At the time, the Catholic Church was going through what historians politely call “a crisis.” There were already two Popes — one in Rome, one in Avignon — and each claimed the other was a fraud.
So what did Baldassare do? Made himself the third.
He gathered some bishops (friendly reminder: they knew he liked to torture people) and held a council in Pisa. There, they elected a third pope, Alexander V — an old man, perfect puppet. A year later, Alexander conveniently died, and surprise! Baldassare became Pope John XXIII.
Three Popes. One Church. Total chaos.
People didn’t mind. “Sure, he’s a pirate, rapist, possible goat-screwer, but he’s kinda likable,” they said. And crowds poured in.
The Fall of the Charming Devil
But all good heresies must end. In 1415, the Council of Constance gathered all the serious players — emperors, kings, cardinals — and said, “Enough of this circus.”

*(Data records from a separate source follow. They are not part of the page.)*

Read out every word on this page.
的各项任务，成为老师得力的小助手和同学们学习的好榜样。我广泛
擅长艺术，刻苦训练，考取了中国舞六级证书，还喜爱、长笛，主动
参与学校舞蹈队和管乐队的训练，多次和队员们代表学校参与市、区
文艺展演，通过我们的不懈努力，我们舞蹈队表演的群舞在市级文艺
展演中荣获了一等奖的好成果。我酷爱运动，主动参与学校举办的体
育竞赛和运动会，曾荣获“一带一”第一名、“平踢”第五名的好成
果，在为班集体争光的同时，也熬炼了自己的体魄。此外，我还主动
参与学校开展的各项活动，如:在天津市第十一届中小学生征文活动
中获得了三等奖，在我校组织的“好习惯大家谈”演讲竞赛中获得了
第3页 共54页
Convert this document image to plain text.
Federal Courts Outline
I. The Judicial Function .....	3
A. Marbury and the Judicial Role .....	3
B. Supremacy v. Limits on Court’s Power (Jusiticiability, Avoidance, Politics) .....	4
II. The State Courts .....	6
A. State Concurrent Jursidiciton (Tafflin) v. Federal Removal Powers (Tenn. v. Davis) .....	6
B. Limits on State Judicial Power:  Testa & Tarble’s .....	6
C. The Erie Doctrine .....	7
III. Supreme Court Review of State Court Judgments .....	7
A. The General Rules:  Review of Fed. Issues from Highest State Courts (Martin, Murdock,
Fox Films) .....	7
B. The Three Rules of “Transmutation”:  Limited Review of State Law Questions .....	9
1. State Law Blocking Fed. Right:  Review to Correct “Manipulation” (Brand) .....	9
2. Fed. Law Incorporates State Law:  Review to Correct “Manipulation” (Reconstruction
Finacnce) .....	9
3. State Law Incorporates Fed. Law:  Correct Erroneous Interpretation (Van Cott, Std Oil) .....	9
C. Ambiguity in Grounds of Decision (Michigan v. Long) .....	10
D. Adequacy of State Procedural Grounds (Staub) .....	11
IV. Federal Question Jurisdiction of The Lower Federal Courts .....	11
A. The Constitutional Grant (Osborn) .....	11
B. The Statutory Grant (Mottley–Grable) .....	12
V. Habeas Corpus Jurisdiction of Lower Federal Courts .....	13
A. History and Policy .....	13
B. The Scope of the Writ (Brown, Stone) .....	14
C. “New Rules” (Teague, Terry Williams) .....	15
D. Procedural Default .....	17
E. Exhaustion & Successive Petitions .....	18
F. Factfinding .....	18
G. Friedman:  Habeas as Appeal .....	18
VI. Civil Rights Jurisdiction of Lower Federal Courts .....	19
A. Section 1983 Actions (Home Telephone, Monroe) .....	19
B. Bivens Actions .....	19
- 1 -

They deposed all three Popes. Baldassare was hit with 74 charges, including selling relics, denying the afterlife, sex with his own granddaughter, and manipulating currency markets. (That one stings, huh?)
He escaped prison once. Got caught. Thrown back in. Then bailed himself out with 38,000 gold florins. Not a typo. That’s how much it cost to walk free if you’re a VIP heretic.
He had the audacity to ask the new Pope to reinstate him as bishop. And the Pope said… yes. Gave him Bologna back.
He lived quietly for a few years, died of cancer, and got a majestic tomb sculpted by Donatello. Seriously.
The Punchline? The Bank Won.

You’d think that’s the end. But no. There’s a final twist.
One day Baldassare walked into the Medici bank to collect the money he’d deposited back when he was Pope. The banker looked him dead in the eye and said, “Sorry, I took money from Pope John XXIII. That’s not you anymore.”
He got conned. The pirate got pirated.
That, friends, is the moment when power shifted forever — from Popes to bankers. And it’s been that way ever since.